Reporting Meghan McCorkell
BALTIMORE (WJZ)– Health alert. The Centers for Disease Control and Prevention (CDC) warns millions of Americans have a potentially deadly virus and don’t even know it. Now, they are recommending certain people get tested for Hepatitis C.
Meghan McCorkell has the latest.
Doctors warn Hepatitis C is the most common cause of liver cancer. They say baby boomers are the most susceptible population.
Doctors call it a silent killer.
“Every time I would drink, my liver would hurt,” Ted Kaplan, who was diagnosed with Hepatitis C, said.
Kaplan is one of millions.
“I’m 52 and I was diagnosed with Hepatitis C in 1995,” he said. “It has really affected my health, and for 14 years, I didn’t even know that I was infected.”
Now, the CDC is sounding the alarm, recommending all baby boomers get tested for Hepatitis C, the leading cause of liver cancer.
“Baby boomers are five times more likely than other adults to be infected, yet still very unlikely to be unaware of their status,” Dr. Bryce Smith said.
According to the CDC, more than 2 million baby boomers are infected with Hepatitis C. That makes up about 75 percent of U.S. cases. More than 15,000 people die each year from Hepatitis C-related illnesses, most of them baby boomers.
The problem is so pervasive, the Baltimore City Health Department is hiring an epidemiologist to track Hepatitis C cases.
“It is a common disease but it is not a death sentence,” Dr.

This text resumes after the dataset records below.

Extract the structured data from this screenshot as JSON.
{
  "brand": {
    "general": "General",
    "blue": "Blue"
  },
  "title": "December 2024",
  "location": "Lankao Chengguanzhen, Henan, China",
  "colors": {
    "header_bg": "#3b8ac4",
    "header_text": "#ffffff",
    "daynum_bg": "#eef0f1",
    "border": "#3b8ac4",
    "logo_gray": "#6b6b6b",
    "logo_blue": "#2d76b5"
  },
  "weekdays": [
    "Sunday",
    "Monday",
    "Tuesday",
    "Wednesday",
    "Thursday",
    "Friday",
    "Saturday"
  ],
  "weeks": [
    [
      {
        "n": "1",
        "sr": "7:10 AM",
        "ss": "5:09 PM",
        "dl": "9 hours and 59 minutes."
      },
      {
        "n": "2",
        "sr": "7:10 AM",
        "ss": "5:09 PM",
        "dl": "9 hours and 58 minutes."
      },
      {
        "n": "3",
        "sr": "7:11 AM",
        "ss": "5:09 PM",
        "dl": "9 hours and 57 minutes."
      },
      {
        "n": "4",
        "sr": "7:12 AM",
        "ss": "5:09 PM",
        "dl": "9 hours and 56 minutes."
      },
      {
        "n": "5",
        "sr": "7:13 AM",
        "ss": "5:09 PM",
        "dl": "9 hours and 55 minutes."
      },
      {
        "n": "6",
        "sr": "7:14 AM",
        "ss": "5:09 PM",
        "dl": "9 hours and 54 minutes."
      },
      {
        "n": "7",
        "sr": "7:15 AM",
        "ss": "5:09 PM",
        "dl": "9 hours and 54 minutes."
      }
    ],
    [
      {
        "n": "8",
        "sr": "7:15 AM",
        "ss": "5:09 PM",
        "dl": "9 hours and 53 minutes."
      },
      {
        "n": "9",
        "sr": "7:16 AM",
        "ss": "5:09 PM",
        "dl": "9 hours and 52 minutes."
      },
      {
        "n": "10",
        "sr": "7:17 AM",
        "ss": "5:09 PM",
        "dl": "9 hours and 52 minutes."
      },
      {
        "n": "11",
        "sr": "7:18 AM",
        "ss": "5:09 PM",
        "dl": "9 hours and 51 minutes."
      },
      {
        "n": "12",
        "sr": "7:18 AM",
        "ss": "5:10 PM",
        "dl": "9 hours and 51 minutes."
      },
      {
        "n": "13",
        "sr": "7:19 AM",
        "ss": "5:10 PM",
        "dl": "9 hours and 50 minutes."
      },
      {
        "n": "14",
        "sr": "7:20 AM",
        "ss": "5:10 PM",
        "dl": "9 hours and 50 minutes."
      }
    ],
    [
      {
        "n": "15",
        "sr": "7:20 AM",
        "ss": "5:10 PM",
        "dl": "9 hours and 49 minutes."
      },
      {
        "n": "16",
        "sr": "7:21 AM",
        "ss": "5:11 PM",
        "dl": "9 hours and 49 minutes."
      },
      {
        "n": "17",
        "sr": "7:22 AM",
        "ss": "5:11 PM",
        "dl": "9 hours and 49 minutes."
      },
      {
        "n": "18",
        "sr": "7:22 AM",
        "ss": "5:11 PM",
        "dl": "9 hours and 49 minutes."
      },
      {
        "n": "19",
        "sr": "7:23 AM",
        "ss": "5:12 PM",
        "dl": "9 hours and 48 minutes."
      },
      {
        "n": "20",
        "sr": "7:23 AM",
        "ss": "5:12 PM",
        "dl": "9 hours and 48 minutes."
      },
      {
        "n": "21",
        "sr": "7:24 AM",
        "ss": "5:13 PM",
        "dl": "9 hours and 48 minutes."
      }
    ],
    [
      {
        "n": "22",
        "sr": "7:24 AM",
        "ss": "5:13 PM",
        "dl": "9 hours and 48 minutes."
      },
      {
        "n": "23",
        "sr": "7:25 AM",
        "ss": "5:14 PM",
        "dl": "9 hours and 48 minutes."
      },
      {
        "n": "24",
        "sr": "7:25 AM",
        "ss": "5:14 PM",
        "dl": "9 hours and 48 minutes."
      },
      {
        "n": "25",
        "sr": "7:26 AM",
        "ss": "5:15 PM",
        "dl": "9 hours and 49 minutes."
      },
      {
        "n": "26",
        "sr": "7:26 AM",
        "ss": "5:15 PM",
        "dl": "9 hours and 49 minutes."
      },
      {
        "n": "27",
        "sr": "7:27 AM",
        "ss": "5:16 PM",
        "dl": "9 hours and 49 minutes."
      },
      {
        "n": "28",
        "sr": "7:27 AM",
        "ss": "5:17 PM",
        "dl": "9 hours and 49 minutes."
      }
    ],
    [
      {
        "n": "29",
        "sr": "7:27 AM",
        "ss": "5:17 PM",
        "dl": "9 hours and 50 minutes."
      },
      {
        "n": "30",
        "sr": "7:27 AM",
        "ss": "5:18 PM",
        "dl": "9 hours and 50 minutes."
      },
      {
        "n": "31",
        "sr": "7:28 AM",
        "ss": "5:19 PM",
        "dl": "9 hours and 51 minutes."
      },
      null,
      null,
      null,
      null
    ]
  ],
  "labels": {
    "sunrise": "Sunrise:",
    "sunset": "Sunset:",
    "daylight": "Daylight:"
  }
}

Paul Thuluvath of Mercy Medical Center said.
Thuluvath says most patients with Hepatitis C don’t experience symptoms until they have liver cancer or advanced cirrhosis.
Early detection is key.
“We can cure 90 percent of Hepatitis C now,” Thuluvath said.
“I’ve got five weeks left, I’ve been negative since Week 3,” Kaplan said.
For patients like him, that offers a new lease on life.
Thuluvath says he’s already seen an uptick in patients being diagnosed here in Baltimore.
The CDC says if all baby boomers get tested, 120,000 lives could be saved in the U.S.
The CDC believes baby boomers are more susceptible in part because there was no test to detect Hepatitis C in the blood prior to 1992.